4.1    De nieuwe Advocatenwet is van toepassing op klachten die op of na 1 januari 2015 zijn ingediend bij de deken. De onderhavige klacht is voor 1 januari 2015 ingediend bij de deken en wordt door de raad van discipline derhalve behandeld en beoordeeld op grond van de oude Advocatenwet, zoals die tot 1 januari 2015 gold. Waar in deze beslissing naar de Advocatenwet wordt verwezen, wordt de oude Advocatenwet bedoeld.

4.2    De raad is van oordeel dat de voorzitter bij haar beoordeling de juiste maatstaf heeft toegepast en voorts acht heeft geslagen op alle relevante omstandigheden van het geval. Naar het oordeel van de raad kunnen de door klagers aangevoerde gronden niet slagen en heeft de voorzitter de klacht terecht en op juiste gronden kennelijk niet-ontvankelijk bevonden.

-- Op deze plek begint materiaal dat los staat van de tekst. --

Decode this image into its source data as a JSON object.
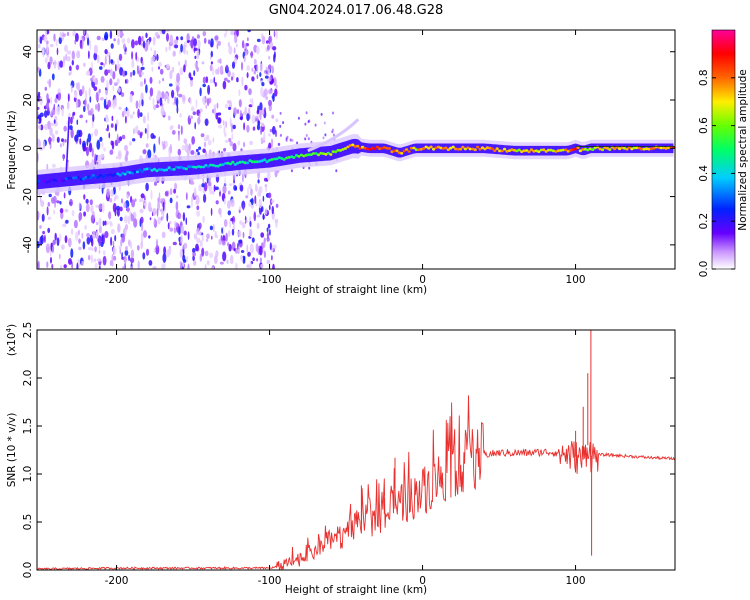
{
  "title": "GN04.2024.017.06.48.G28",
  "colormap_colors": [
    "#ffffff",
    "#9900ff",
    "#3300ff",
    "#0066ff",
    "#00ffff",
    "#00ff33",
    "#ccff00",
    "#ffaa00",
    "#ff0000",
    "#ff00aa"
  ],
  "line_color": "#e8302e",
  "chart_data": [
    {
      "type": "heatmap",
      "xlabel": "Height of straight line (km)",
      "ylabel": "Frequency (Hz)",
      "xlim": [
        -252,
        165
      ],
      "ylim": [
        -50,
        49
      ],
      "xticks": [
        -200,
        -100,
        0,
        100
      ],
      "xtick_labels": [
        "-200",
        "-100",
        "0",
        "100"
      ],
      "yticks": [
        -40,
        -20,
        0,
        20,
        40
      ],
      "ytick_labels": [
        "-40",
        "-20",
        "0",
        "20",
        "40"
      ],
      "colorbar": {
        "label": "Normalized spectral amplitude",
        "range": [
          0,
          1
        ],
        "ticks": [
          0,
          0.2,
          0.4,
          0.6,
          0.8
        ],
        "tick_labels": [
          "0.0",
          "0.2",
          "0.4",
          "0.6",
          "0.8"
        ]
      },
      "ridge": {
        "x": [
          -252,
          -220,
          -200,
          -180,
          -150,
          -120,
          -100,
          -80,
          -60,
          -45,
          -35,
          -25,
          -15,
          -5,
          0,
          20,
          40,
          60,
          80,
          95,
          100,
          105,
          110,
          130,
          165
        ],
        "frequency": [
          -14,
          -12,
          -11,
          -9,
          -8,
          -6,
          -5,
          -3,
          -2,
          1,
          0,
          0,
          -2,
          0,
          0,
          0,
          0,
          -1,
          -1,
          -1,
          0,
          -1,
          0,
          0,
          0
        ],
        "amplitude": [
          0.2,
          0.25,
          0.3,
          0.35,
          0.4,
          0.45,
          0.45,
          0.55,
          0.6,
          0.7,
          0.85,
          0.8,
          0.8,
          0.7,
          0.75,
          0.75,
          0.75,
          0.7,
          0.65,
          0.75,
          0.85,
          0.7,
          0.65,
          0.7,
          0.8
        ]
      }
    },
    {
      "type": "line",
      "xlabel": "Height of straight line (km)",
      "ylabel": "SNR (10 * v/v)",
      "y_multiplier": "(x10",
      "y_multiplier_exp": "4",
      "y_multiplier_close": ")",
      "xlim": [
        -252,
        165
      ],
      "ylim": [
        0,
        2.5
      ],
      "xticks": [
        -200,
        -100,
        0,
        100
      ],
      "xtick_labels": [
        "-200",
        "-100",
        "0",
        "100"
      ],
      "yticks": [
        0,
        0.5,
        1,
        1.5,
        2,
        2.5
      ],
      "ytick_labels": [
        "0.0",
        "0.5",
        "1.0",
        "1.5",
        "2.0",
        "2.5"
      ],
      "x": [
        -252,
        -200,
        -150,
        -100,
        -90,
        -80,
        -70,
        -60,
        -50,
        -40,
        -30,
        -20,
        -10,
        0,
        10,
        20,
        30,
        40,
        50,
        60,
        70,
        80,
        90,
        95,
        100,
        105,
        108,
        110,
        112,
        115,
        120,
        130,
        140,
        150,
        165
      ],
      "y": [
        0.01,
        0.02,
        0.02,
        0.02,
        0.05,
        0.12,
        0.2,
        0.3,
        0.38,
        0.48,
        0.55,
        0.62,
        0.72,
        0.82,
        0.95,
        1.07,
        1.15,
        1.2,
        1.22,
        1.22,
        1.22,
        1.23,
        1.22,
        1.2,
        1.18,
        1.15,
        1.3,
        1.2,
        1.18,
        1.2,
        1.2,
        1.19,
        1.18,
        1.17,
        1.16
      ],
      "spikes": [
        {
          "x": -18,
          "y": 1.17
        },
        {
          "x": -40,
          "y": 0.88
        },
        {
          "x": -25,
          "y": 0.75
        },
        {
          "x": 100,
          "y": 1.45
        },
        {
          "x": 105,
          "y": 1.7
        },
        {
          "x": 108,
          "y": 2.05
        },
        {
          "x": 110,
          "y": 2.5
        },
        {
          "x": 110.5,
          "y": 0.15
        }
      ]
    }
  ]
}
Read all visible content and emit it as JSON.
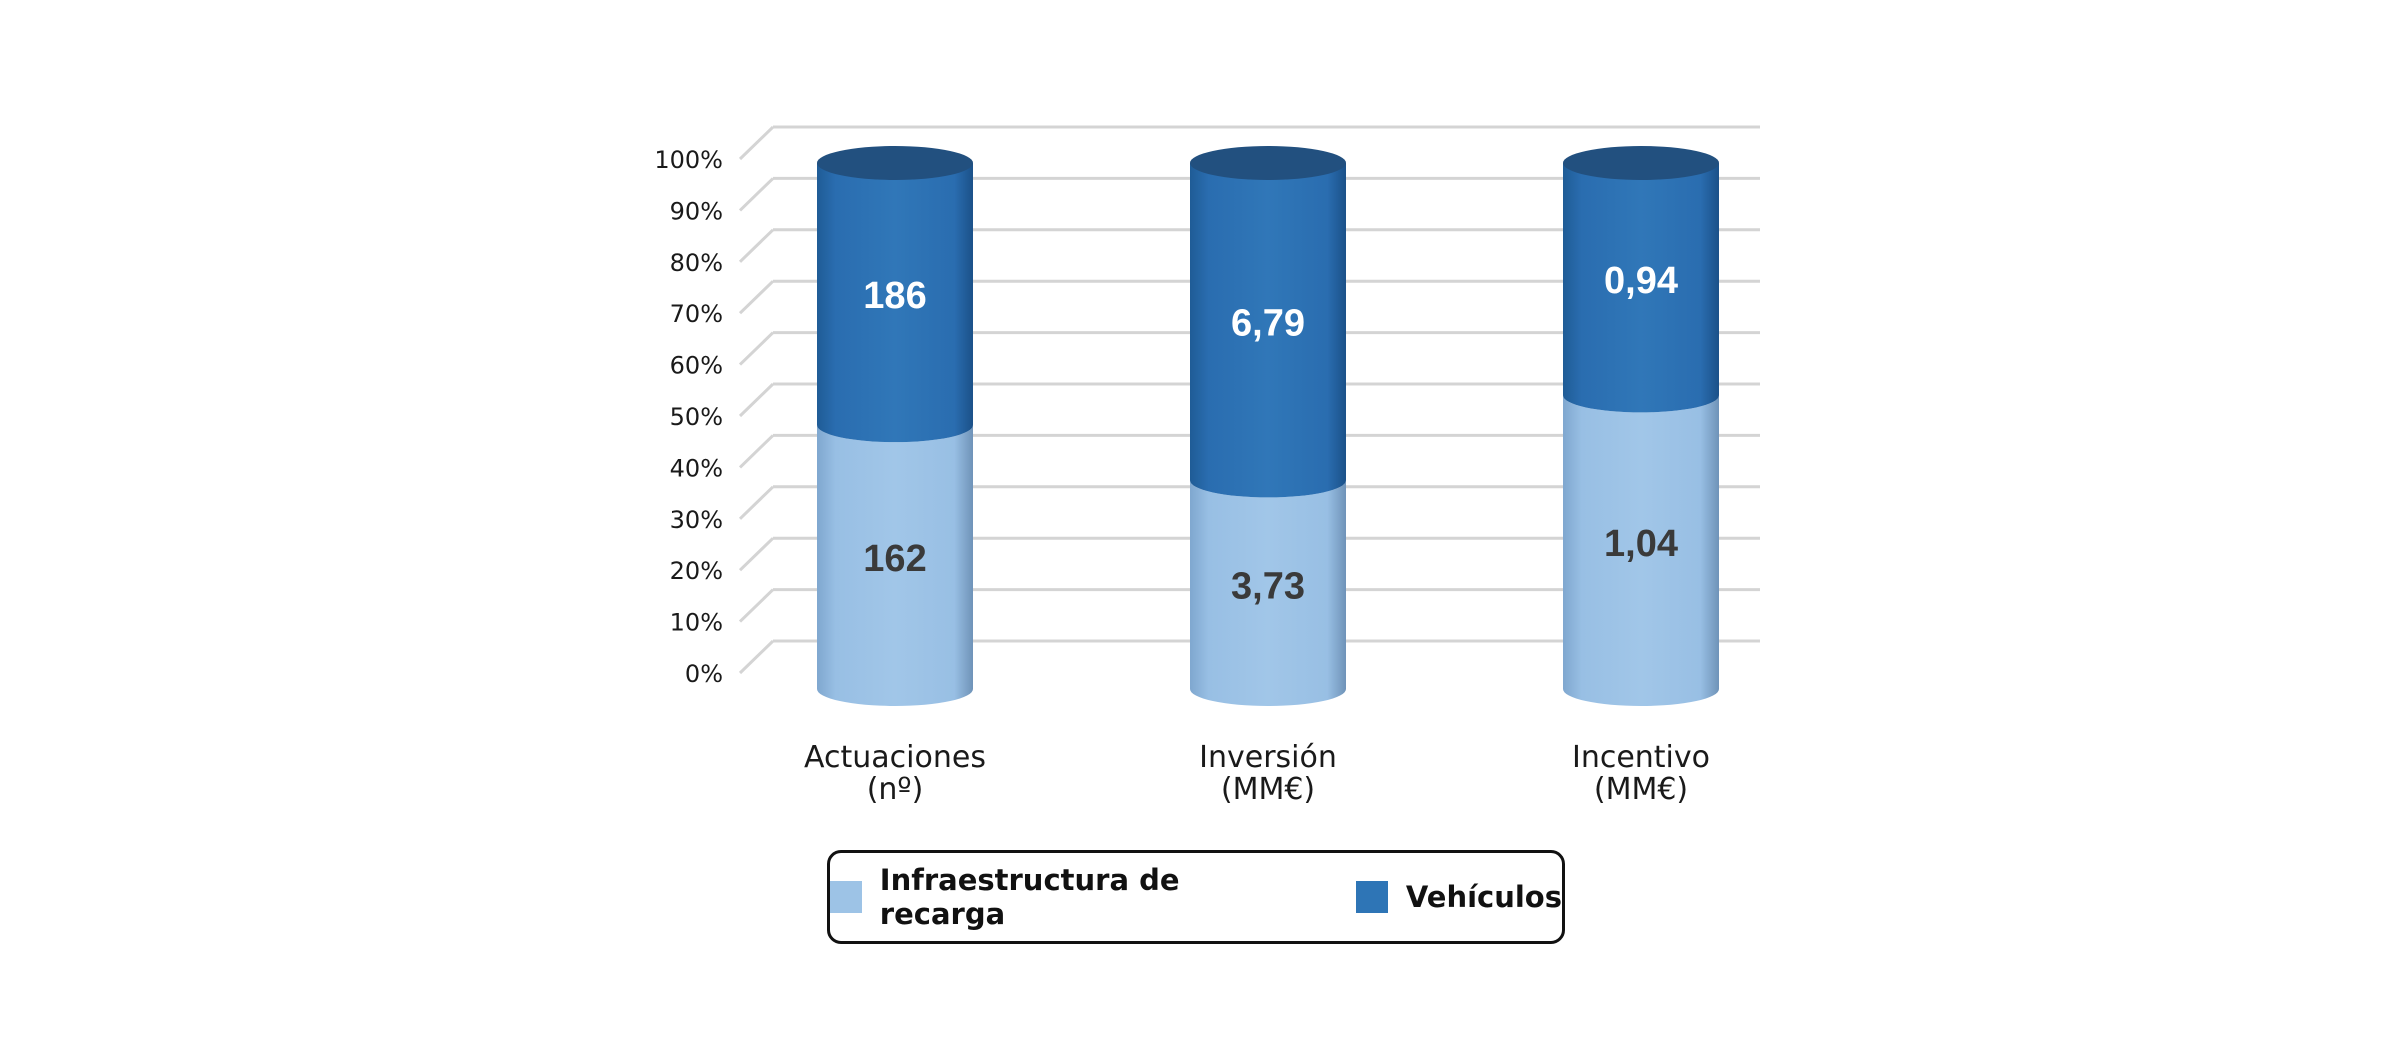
{
  "chart_data": {
    "type": "bar",
    "stacked": "percent",
    "categories": [
      [
        "Actuaciones",
        "(nº)"
      ],
      [
        "Inversión",
        "(MM€)"
      ],
      [
        "Incentivo",
        "(MM€)"
      ]
    ],
    "series": [
      {
        "name": "Infraestructura de recarga",
        "values": [
          162,
          3.73,
          1.04
        ],
        "labels": [
          "162",
          "3,73",
          "1,04"
        ],
        "color": "#9dc3e6"
      },
      {
        "name": "Vehículos",
        "values": [
          186,
          6.79,
          0.94
        ],
        "labels": [
          "186",
          "6,79",
          "0,94"
        ],
        "color": "#2e75b6"
      }
    ],
    "yticks": [
      "0%",
      "10%",
      "20%",
      "30%",
      "40%",
      "50%",
      "60%",
      "70%",
      "80%",
      "90%",
      "100%"
    ],
    "ylim": [
      0,
      100
    ],
    "grid": true,
    "legend_position": "bottom"
  }
}
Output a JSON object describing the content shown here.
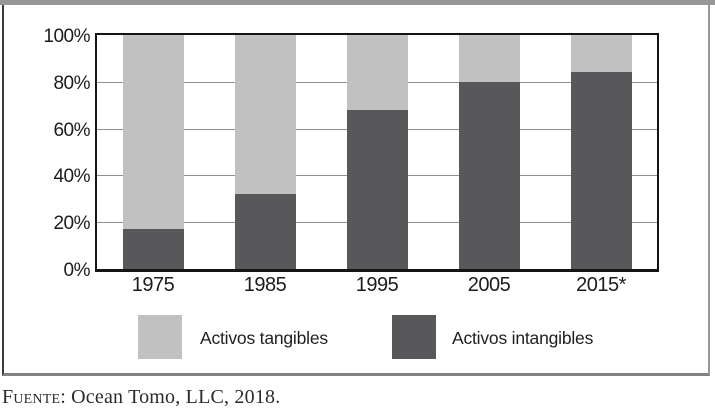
{
  "chart_data": {
    "type": "bar",
    "stacked": true,
    "orientation": "vertical",
    "categories": [
      "1975",
      "1985",
      "1995",
      "2005",
      "2015*"
    ],
    "series": [
      {
        "name": "Activos tangibles",
        "color": "#c1c1c1",
        "values": [
          83,
          68,
          32,
          20,
          16
        ]
      },
      {
        "name": "Activos intangibles",
        "color": "#58585a",
        "values": [
          17,
          32,
          68,
          80,
          84
        ]
      }
    ],
    "title": "",
    "xlabel": "",
    "ylabel": "",
    "ylim": [
      0,
      100
    ],
    "yticks": [
      "0%",
      "20%",
      "40%",
      "60%",
      "80%",
      "100%"
    ],
    "grid": true,
    "legend_position": "bottom"
  },
  "legend": {
    "items": [
      {
        "label": "Activos tangibles",
        "color": "#c1c1c1"
      },
      {
        "label": "Activos intangibles",
        "color": "#58585a"
      }
    ]
  },
  "source": {
    "prefix": "Fuente",
    "rest": ": Ocean Tomo, LLC, 2018."
  }
}
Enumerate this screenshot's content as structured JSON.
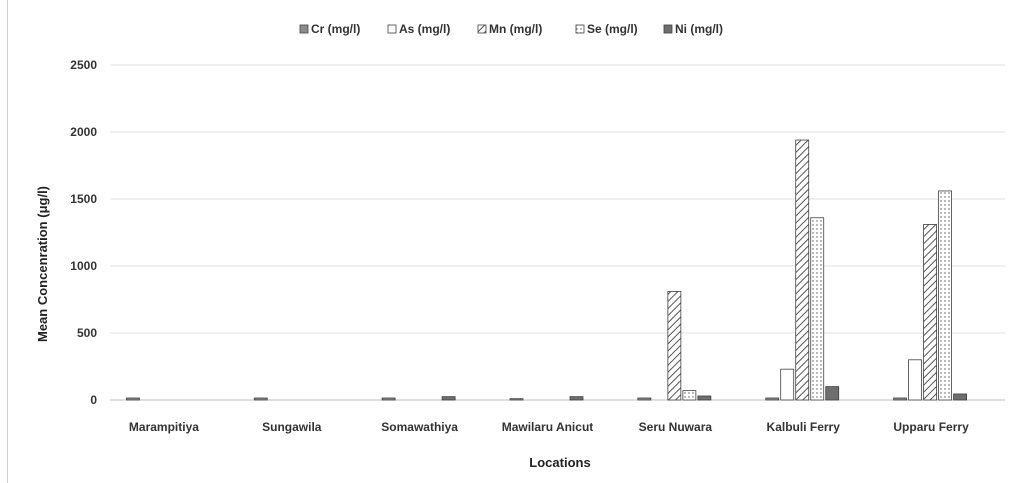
{
  "chart_data": {
    "type": "bar",
    "title": "",
    "xlabel": "Locations",
    "ylabel": "Mean Concenration (μg/l)",
    "ylim": [
      0,
      2500
    ],
    "yticks": [
      0,
      500,
      1000,
      1500,
      2000,
      2500
    ],
    "grid": true,
    "legend_position": "top",
    "categories": [
      "Marampitiya",
      "Sungawila",
      "Somawathiya",
      "Mawilaru Anicut",
      "Seru Nuwara",
      "Kalbuli Ferry",
      "Upparu Ferry"
    ],
    "series": [
      {
        "name": "Cr (mg/l)",
        "pattern": "solid-gray",
        "color": "#8c8c8c",
        "values": [
          15,
          15,
          15,
          10,
          15,
          15,
          15
        ]
      },
      {
        "name": "As (mg/l)",
        "pattern": "white",
        "color": "#ffffff",
        "values": [
          0,
          0,
          0,
          0,
          0,
          230,
          300
        ]
      },
      {
        "name": "Mn (mg/l)",
        "pattern": "diagonal-hatch",
        "color": "#a0a0a0",
        "values": [
          0,
          0,
          0,
          0,
          810,
          1940,
          1310
        ]
      },
      {
        "name": "Se (mg/l)",
        "pattern": "dotted",
        "color": "#ffffff",
        "values": [
          0,
          0,
          0,
          0,
          70,
          1360,
          1560
        ]
      },
      {
        "name": "Ni (mg/l)",
        "pattern": "solid-dark",
        "color": "#6e6e6e",
        "values": [
          0,
          0,
          25,
          25,
          30,
          100,
          45
        ]
      }
    ]
  }
}
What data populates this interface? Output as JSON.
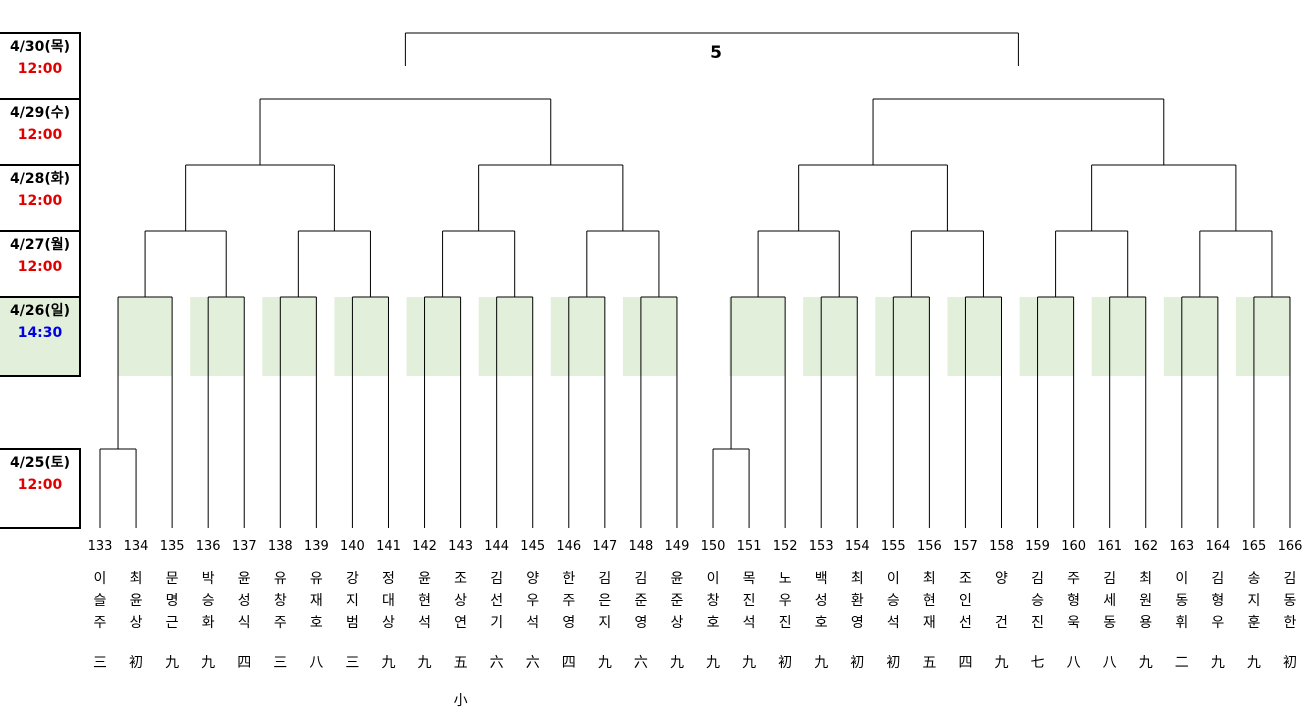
{
  "final_label": "5",
  "rounds": [
    {
      "date": "4/30(목)",
      "time": "12:00",
      "time_color": "#e00000"
    },
    {
      "date": "4/29(수)",
      "time": "12:00",
      "time_color": "#e00000"
    },
    {
      "date": "4/28(화)",
      "time": "12:00",
      "time_color": "#e00000"
    },
    {
      "date": "4/27(월)",
      "time": "12:00",
      "time_color": "#e00000"
    },
    {
      "date": "4/26(일)",
      "time": "14:30",
      "time_color": "#0000e0"
    },
    {
      "date": "4/25(토)",
      "time": "12:00",
      "time_color": "#e00000"
    }
  ],
  "colors": {
    "highlight": "#e2efda",
    "line": "#000000"
  },
  "players": [
    {
      "num": "133",
      "name": [
        "이",
        "슬",
        "주"
      ],
      "rank": "三"
    },
    {
      "num": "134",
      "name": [
        "최",
        "윤",
        "상"
      ],
      "rank": "初"
    },
    {
      "num": "135",
      "name": [
        "문",
        "명",
        "근"
      ],
      "rank": "九"
    },
    {
      "num": "136",
      "name": [
        "박",
        "승",
        "화"
      ],
      "rank": "九"
    },
    {
      "num": "137",
      "name": [
        "윤",
        "성",
        "식"
      ],
      "rank": "四"
    },
    {
      "num": "138",
      "name": [
        "유",
        "창",
        "주"
      ],
      "rank": "三"
    },
    {
      "num": "139",
      "name": [
        "유",
        "재",
        "호"
      ],
      "rank": "八"
    },
    {
      "num": "140",
      "name": [
        "강",
        "지",
        "범"
      ],
      "rank": "三"
    },
    {
      "num": "141",
      "name": [
        "정",
        "대",
        "상"
      ],
      "rank": "九"
    },
    {
      "num": "142",
      "name": [
        "윤",
        "현",
        "석"
      ],
      "rank": "九"
    },
    {
      "num": "143",
      "name": [
        "조",
        "상",
        "연"
      ],
      "rank": "五",
      "note": "小"
    },
    {
      "num": "144",
      "name": [
        "김",
        "선",
        "기"
      ],
      "rank": "六"
    },
    {
      "num": "145",
      "name": [
        "양",
        "우",
        "석"
      ],
      "rank": "六"
    },
    {
      "num": "146",
      "name": [
        "한",
        "주",
        "영"
      ],
      "rank": "四"
    },
    {
      "num": "147",
      "name": [
        "김",
        "은",
        "지"
      ],
      "rank": "九"
    },
    {
      "num": "148",
      "name": [
        "김",
        "준",
        "영"
      ],
      "rank": "六"
    },
    {
      "num": "149",
      "name": [
        "윤",
        "준",
        "상"
      ],
      "rank": "九"
    },
    {
      "num": "150",
      "name": [
        "이",
        "창",
        "호"
      ],
      "rank": "九"
    },
    {
      "num": "151",
      "name": [
        "목",
        "진",
        "석"
      ],
      "rank": "九"
    },
    {
      "num": "152",
      "name": [
        "노",
        "우",
        "진"
      ],
      "rank": "初"
    },
    {
      "num": "153",
      "name": [
        "백",
        "성",
        "호"
      ],
      "rank": "九"
    },
    {
      "num": "154",
      "name": [
        "최",
        "환",
        "영"
      ],
      "rank": "初"
    },
    {
      "num": "155",
      "name": [
        "이",
        "승",
        "석"
      ],
      "rank": "初"
    },
    {
      "num": "156",
      "name": [
        "최",
        "현",
        "재"
      ],
      "rank": "五"
    },
    {
      "num": "157",
      "name": [
        "조",
        "인",
        "선"
      ],
      "rank": "四"
    },
    {
      "num": "158",
      "name": [
        "양",
        "",
        "건"
      ],
      "rank": "九"
    },
    {
      "num": "159",
      "name": [
        "김",
        "승",
        "진"
      ],
      "rank": "七"
    },
    {
      "num": "160",
      "name": [
        "주",
        "형",
        "욱"
      ],
      "rank": "八"
    },
    {
      "num": "161",
      "name": [
        "김",
        "세",
        "동"
      ],
      "rank": "八"
    },
    {
      "num": "162",
      "name": [
        "최",
        "원",
        "용"
      ],
      "rank": "九"
    },
    {
      "num": "163",
      "name": [
        "이",
        "동",
        "휘"
      ],
      "rank": "二"
    },
    {
      "num": "164",
      "name": [
        "김",
        "형",
        "우"
      ],
      "rank": "九"
    },
    {
      "num": "165",
      "name": [
        "송",
        "지",
        "훈"
      ],
      "rank": "九"
    },
    {
      "num": "166",
      "name": [
        "김",
        "동",
        "한"
      ],
      "rank": "初"
    }
  ]
}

4.3    Nu het verzet van klagers tegen de beslissing van de voorzitter ook overigens geen nieuwe gezichtspunten oplevert is er geen plaats voor verder onderzoek naar de klacht en moet het verzet ongegrond worden verklaard.

BESLISSING

De raad van discipline:

    verklaart het verzet ongegrond.

Aldus gewezen door mr. C. van den Noort, voorzitter, mrs. J.H. Brouwer, J.R.O. Dantuma, R.J. Dil en H. Dulack, leden, bijgestaan door mr. H.A.M. Ritsma-Hartman als griffier en uitgesproken ter openbare zitting van 2 maart 2015.

griffier    voorzitter

Deze beslissing is in afschrift op 2 maart 2015 per aangetekende brief verzonden aan:

-    klagers

-    verweerder

-    de deken van de Orde van Advocaten in het arrondissement Midden-Nederland

-    de deken van de Nederlandse Orde van Advocaten.

Op grond van artikel 46h lid 4 Advocatenwet kan van deze beslissing geen hoger beroep worden ingesteld.